SACRAMENTO, Calif. (AP) — California Gov. Gavin Newsom signed new laws Tuesday to tighten security in the state’s unemployment system after learning that his administration OK’d billions of dollars in fraudulent payments during the pandemic while legitimate claimants languished in a backlog awaiting approval.
In its rush to approve unemployment benefits during a pandemic shutdown that put millions of people out of work, state officials approved billions of dollars in the names of people in prison — including some on death row — who were ineligible to receive them.
Meanwhile, thousands of legitimate claimants waited months for benefits to be approved, often frustrated they could not reach someone at the Employment Development Department’s overwhelmed call centers.
An audit earlier this year blamed the Employment Development Department for “significant missteps and inaction” that cost taxpayers billions of dollars. Newsom has laid the blame at the federal government for dramatically expanding unemployment benefits in such a way that put them at significant risk for fraud.
People in prison are ineligible for unemployment benefits. But the Employment Development Department did not know who was in prison. At least 35 states have had a system to cross-check unemployment claims against a list of prison inmates, but California wasn’t one of them.
Newsom signed a law Tuesday to fix that, requiring the California prison system to share the names and Social Security numbers of inmates with EDD.
“The government must do a better job as custodian of our hard-earned taxpayer dollars,” Assemblywoman Cottie Petrie-Norris, a Democrat and author of the bill, said last month when the bill passed the state Senate. “Due to a loophole in the current system, hundreds of millions of dollars were lost.”
Newsom issued the nation’s first statewide stay-at-home order in March 2020 because of the coronavirus pandemic. While the order helped California avoid an early surge of cases, it put millions of people out of work.
Since March 2020, California has received 25.2 million unemployment claims and paid more than $176 billion in benefits. But the agency has admitted that at least $11 billion of those payments were fraudulent, with another $19 billion suspected of fraud.
Many states have grappled with unemployment fraud during the pandemic.
In neighboring Arizona, state officials said last week that scammers pocketed nearly 30% of the $16 billion in unemployment insurance payments sent out since the start of the pandemic.
The inspector general’s office at the U.S. Department of Labor estimated in June that states improperly paid out more than $87 billion of the $873 billion in special COVID-19 unemployment benefits by the time they ended Sept. 6.

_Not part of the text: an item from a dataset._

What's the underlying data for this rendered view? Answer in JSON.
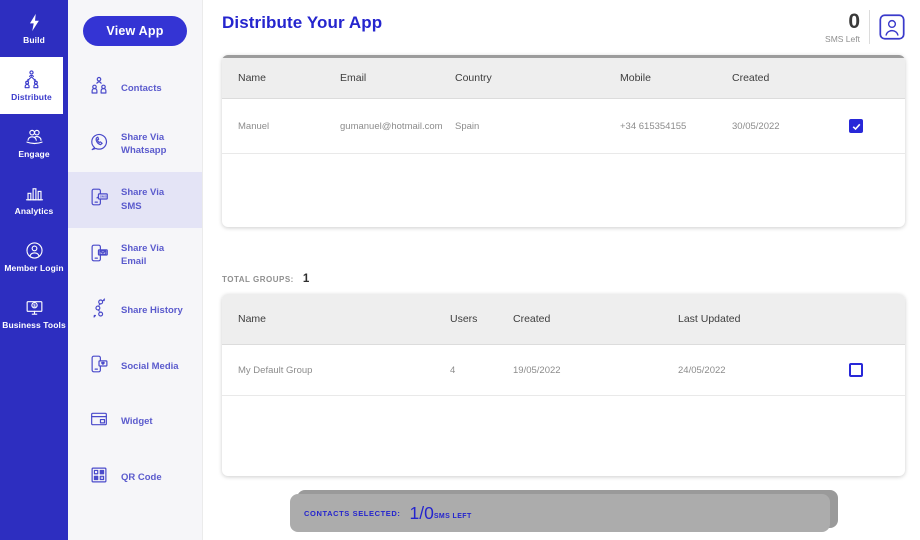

This isn’t the first time in recent years that California’s unemployment agency has been overwhelmed by a surge in claims. The agency was swamped during the Great Recession a decade ago. prompted by a collapse in the housing market.

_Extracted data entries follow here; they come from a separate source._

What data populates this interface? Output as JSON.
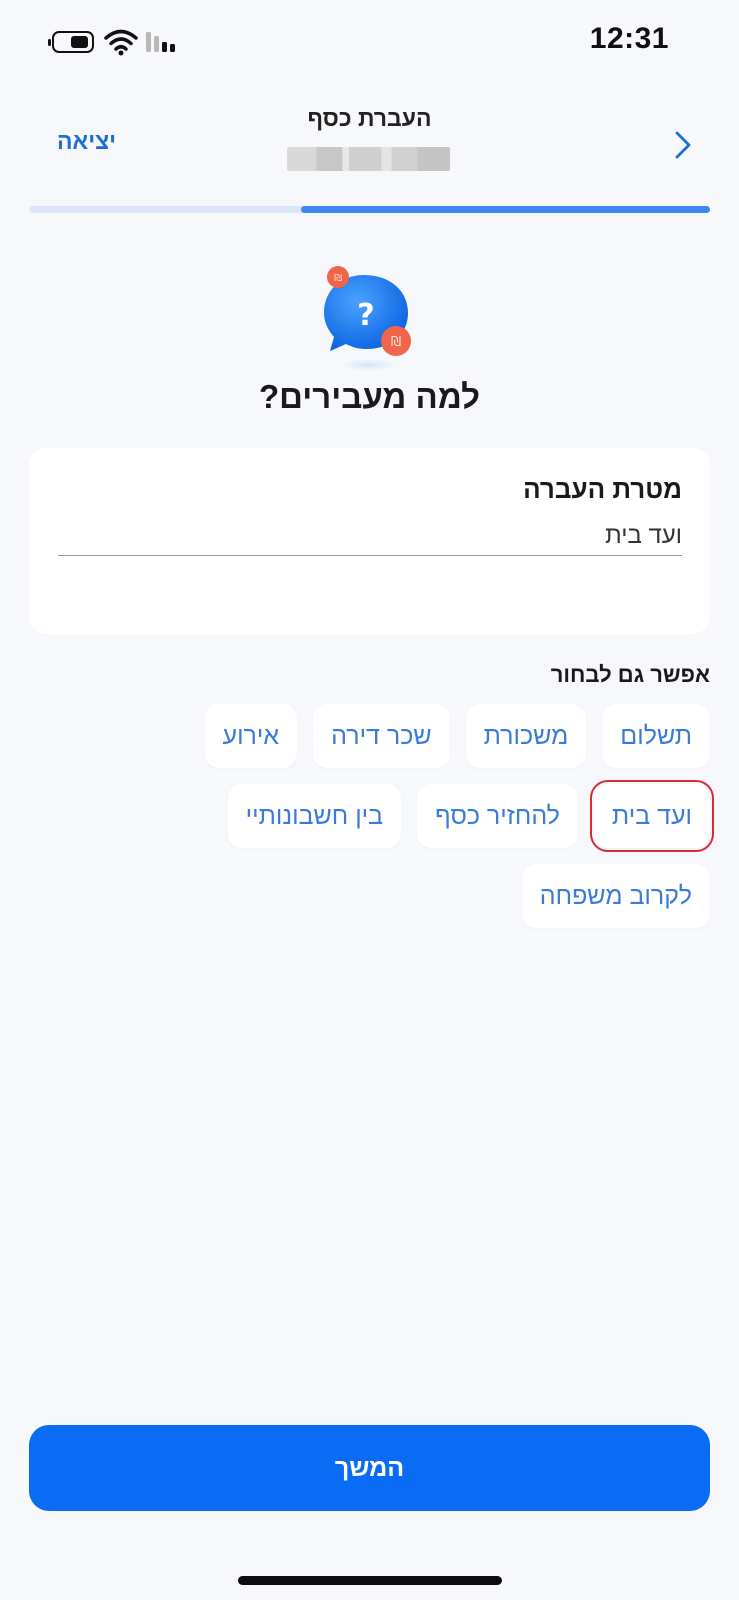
{
  "status_bar": {
    "time": "12:31",
    "icons": [
      "battery-icon",
      "wifi-icon",
      "signal-icon"
    ]
  },
  "header": {
    "title": "העברת כסף",
    "exit_label": "יציאה",
    "back_icon": "chevron-right-icon"
  },
  "progress": {
    "fraction_complete": 0.6
  },
  "illustration": {
    "icon": "question-chat-bubble-icon"
  },
  "page": {
    "title": "למה מעבירים?"
  },
  "purpose_field": {
    "label": "מטרת העברה",
    "value": "ועד בית"
  },
  "suggestions": {
    "title": "אפשר גם לבחור",
    "rows": [
      [
        "תשלום",
        "משכורת",
        "שכר דירה",
        "אירוע"
      ],
      [
        "ועד בית",
        "להחזיר כסף",
        "בין חשבונותיי"
      ],
      [
        "לקרוב משפחה"
      ]
    ],
    "highlighted": "ועד בית"
  },
  "footer": {
    "continue_label": "המשך"
  },
  "colors": {
    "accent": "#0a6cf5",
    "link": "#1b6ed6",
    "chip_text": "#3a7bd5",
    "background": "#f6f8fb",
    "highlight": "#d32f2f"
  }
}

But a state audit from earlier this year found the agency still did not have a plan in the event of another severe economic downturn. The new law Newsom signed requires EDD to develop and implement a plan for future recessions.
“The EDD’s inability to promptly and efficiently respond to the increased amount of claimants is an issue that has spanned the administration of three governors of both parties,” Sen. John Laird, a Democrat and author of the law, said last month when the bill passed the Assembly. “But it is up to us now to make sure these problems are corrected.”
Newsom also signed a law by Assemblyman Chad Mayes, an independent, that requires the agency to provide additional notification to people before disqualifying them from benefits.
Earlier this year, state lawmakers agreed to give the Employment Development Department hundreds of millions of dollars to address its backlog of claims. Lawmakers also ordered the department to begin offering claimants an option for direct deposit, which would prevent criminals from stealing benefit checks from mailboxes.